The overall impression that emerges is one that seems, on the face of it, favourable to defenders of the ‘free market’ in the West. ‘Central planning’ has produced apparently irrational structures, characterised by random decision making, immense waste and complete stagnation. So convincing does such an argument seem that it has even taken in a whole number of Western Marxists (like the people around the journal Critique in this country) who see the Eastern states as completely new forms of class societies which are intrinsically less dynamic and probably less progressive than capitalism.

Yet any such view ignores the most basic fact about the Eastern states – that it has been competition, albeit at an international level, which has produced the present chaos inside the economy. The rulers of all these countries have sought to impose on the rest of the population fantastically high levels of accumulation so as to have the means to survive in economic and military competition with the West and with China. All the irrationality within the economies can be seen to flow from the attempt to sustain a scale of accumulation beyond the resources of the various countries.

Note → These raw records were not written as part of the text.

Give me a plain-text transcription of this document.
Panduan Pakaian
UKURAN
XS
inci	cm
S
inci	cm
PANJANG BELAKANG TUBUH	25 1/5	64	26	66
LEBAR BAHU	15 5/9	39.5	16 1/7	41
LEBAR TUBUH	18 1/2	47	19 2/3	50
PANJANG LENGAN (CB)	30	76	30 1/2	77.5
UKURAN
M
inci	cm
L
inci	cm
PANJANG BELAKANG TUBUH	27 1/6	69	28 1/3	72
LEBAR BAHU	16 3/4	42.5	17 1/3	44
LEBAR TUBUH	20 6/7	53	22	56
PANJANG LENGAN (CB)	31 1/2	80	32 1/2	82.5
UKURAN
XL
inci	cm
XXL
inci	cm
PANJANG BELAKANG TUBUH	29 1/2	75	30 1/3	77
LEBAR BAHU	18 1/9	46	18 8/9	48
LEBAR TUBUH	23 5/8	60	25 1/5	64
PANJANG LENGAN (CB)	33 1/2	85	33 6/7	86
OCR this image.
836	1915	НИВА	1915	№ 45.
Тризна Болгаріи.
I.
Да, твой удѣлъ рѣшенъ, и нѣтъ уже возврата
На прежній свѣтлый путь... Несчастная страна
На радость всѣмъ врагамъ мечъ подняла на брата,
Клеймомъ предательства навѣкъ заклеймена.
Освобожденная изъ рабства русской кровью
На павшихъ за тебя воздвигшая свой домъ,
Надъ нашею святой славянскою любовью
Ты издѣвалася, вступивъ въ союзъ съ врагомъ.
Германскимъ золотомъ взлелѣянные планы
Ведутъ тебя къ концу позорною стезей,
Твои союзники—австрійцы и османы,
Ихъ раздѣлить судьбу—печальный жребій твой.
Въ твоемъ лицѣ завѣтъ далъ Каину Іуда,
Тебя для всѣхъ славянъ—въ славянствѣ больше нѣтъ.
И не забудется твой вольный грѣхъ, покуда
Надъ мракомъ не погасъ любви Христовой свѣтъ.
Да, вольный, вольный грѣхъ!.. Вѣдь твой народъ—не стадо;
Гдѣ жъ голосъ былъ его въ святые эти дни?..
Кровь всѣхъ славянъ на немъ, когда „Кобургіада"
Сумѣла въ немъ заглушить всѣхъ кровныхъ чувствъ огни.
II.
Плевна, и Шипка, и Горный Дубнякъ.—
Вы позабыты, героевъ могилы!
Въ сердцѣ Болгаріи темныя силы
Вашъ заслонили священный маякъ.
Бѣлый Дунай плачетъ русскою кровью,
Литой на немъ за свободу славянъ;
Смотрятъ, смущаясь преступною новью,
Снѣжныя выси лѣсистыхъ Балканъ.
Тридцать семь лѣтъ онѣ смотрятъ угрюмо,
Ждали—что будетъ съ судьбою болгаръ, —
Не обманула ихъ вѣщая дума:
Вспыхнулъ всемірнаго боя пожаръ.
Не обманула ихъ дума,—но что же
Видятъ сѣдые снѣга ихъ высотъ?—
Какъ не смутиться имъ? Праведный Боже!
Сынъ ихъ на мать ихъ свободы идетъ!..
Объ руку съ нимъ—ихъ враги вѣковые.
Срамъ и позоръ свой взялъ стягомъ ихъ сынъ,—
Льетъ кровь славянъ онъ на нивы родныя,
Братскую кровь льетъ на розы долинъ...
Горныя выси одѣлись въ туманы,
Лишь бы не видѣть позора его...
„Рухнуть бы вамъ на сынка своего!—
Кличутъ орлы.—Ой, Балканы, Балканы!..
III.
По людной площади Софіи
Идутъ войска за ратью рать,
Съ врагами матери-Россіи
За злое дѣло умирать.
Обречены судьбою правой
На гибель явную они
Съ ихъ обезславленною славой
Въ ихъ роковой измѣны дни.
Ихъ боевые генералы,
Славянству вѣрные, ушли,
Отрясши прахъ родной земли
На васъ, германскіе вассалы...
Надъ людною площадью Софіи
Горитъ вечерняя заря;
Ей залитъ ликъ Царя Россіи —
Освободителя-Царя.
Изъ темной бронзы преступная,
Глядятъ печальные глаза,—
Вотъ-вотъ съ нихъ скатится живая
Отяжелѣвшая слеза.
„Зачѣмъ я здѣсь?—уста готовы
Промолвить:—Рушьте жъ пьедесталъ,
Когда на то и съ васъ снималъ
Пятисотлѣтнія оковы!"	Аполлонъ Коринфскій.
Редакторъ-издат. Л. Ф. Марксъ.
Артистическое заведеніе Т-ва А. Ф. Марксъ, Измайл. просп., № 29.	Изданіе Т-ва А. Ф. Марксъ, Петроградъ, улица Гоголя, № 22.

It is this which leads to ‘tension’ within plans, to continual shortages of key raw materials and components, to the continual switching of the orders given to factories as to what to produce, to huge sums being spent on investment projects that cannot be finished, to bullying of managers by planners and cynicism towards planners by managers, to a general inability to work out what is the real cost of producing goods in terms of labour and materials. It is the continual drive to over-accumulation that produces the chaos.
 

A world system

These trends seem absurd if the economy is looked at in isolation. After all, unless the central planners are mad, they cannot want such chaos. It is easy to draw the conclusion that these effects are inherent in the attempt to plan, and that the profit motive and market could not do worse. However, it all makes sense the moment you see the Polish ruling group as part of a world system, constrained to accumulate as fast as possible – indeed, faster than possible – on the one hand by the need to compete in Western markets to sell goods and pay off debts, on the other by the pressure to contribute to the expansion of the Russian arms economy.

The most wasteful features of the Polish economy are not unique. The unfinished investment projects are not really all that different to the brand new steel mills that British Steel has working at less than 50 per cent capacity. The useless goods that are turned out have their match in the most expensive product of the British aerospace industry in the last 15 years – the Concorde-folly which can only fly at a loss. Delorean, a former top General Motors manager, has written a book about the world’s largest private capitalist firm that shows that things within it are not so different from the state capitalist firm of Poland Inc.: he describes massive planning mishaps, bullying executives giving arbitrary instructions to plant managers, continual switches in production schedules, massive wastes of resources, general cynicism.

All these forms of waste and irrationality are a product of a world system, in which the individual units – individual firms or whole economies – are motivated only by competition with one another. But if that is so, reform within the Polish economy cannot solve its problems on more than a very short term basis.

So what can economic reform achieve?

All it can really do is operate as a cover for attempts to solve the Polish crisis at the expense of workers. Whole sections of the Polish economy, must be sacrificed while others are given the chance to forge ahead (although, in the context of world recession that too can be just a pipedream). But if you sacrifice sections of the economy, you sacrifice the workers employed there. The slogan of reform can make that easier – with workers’ council participation in management providing a means by which workers in ‘successful’ enterprises are turned against those that are chopped.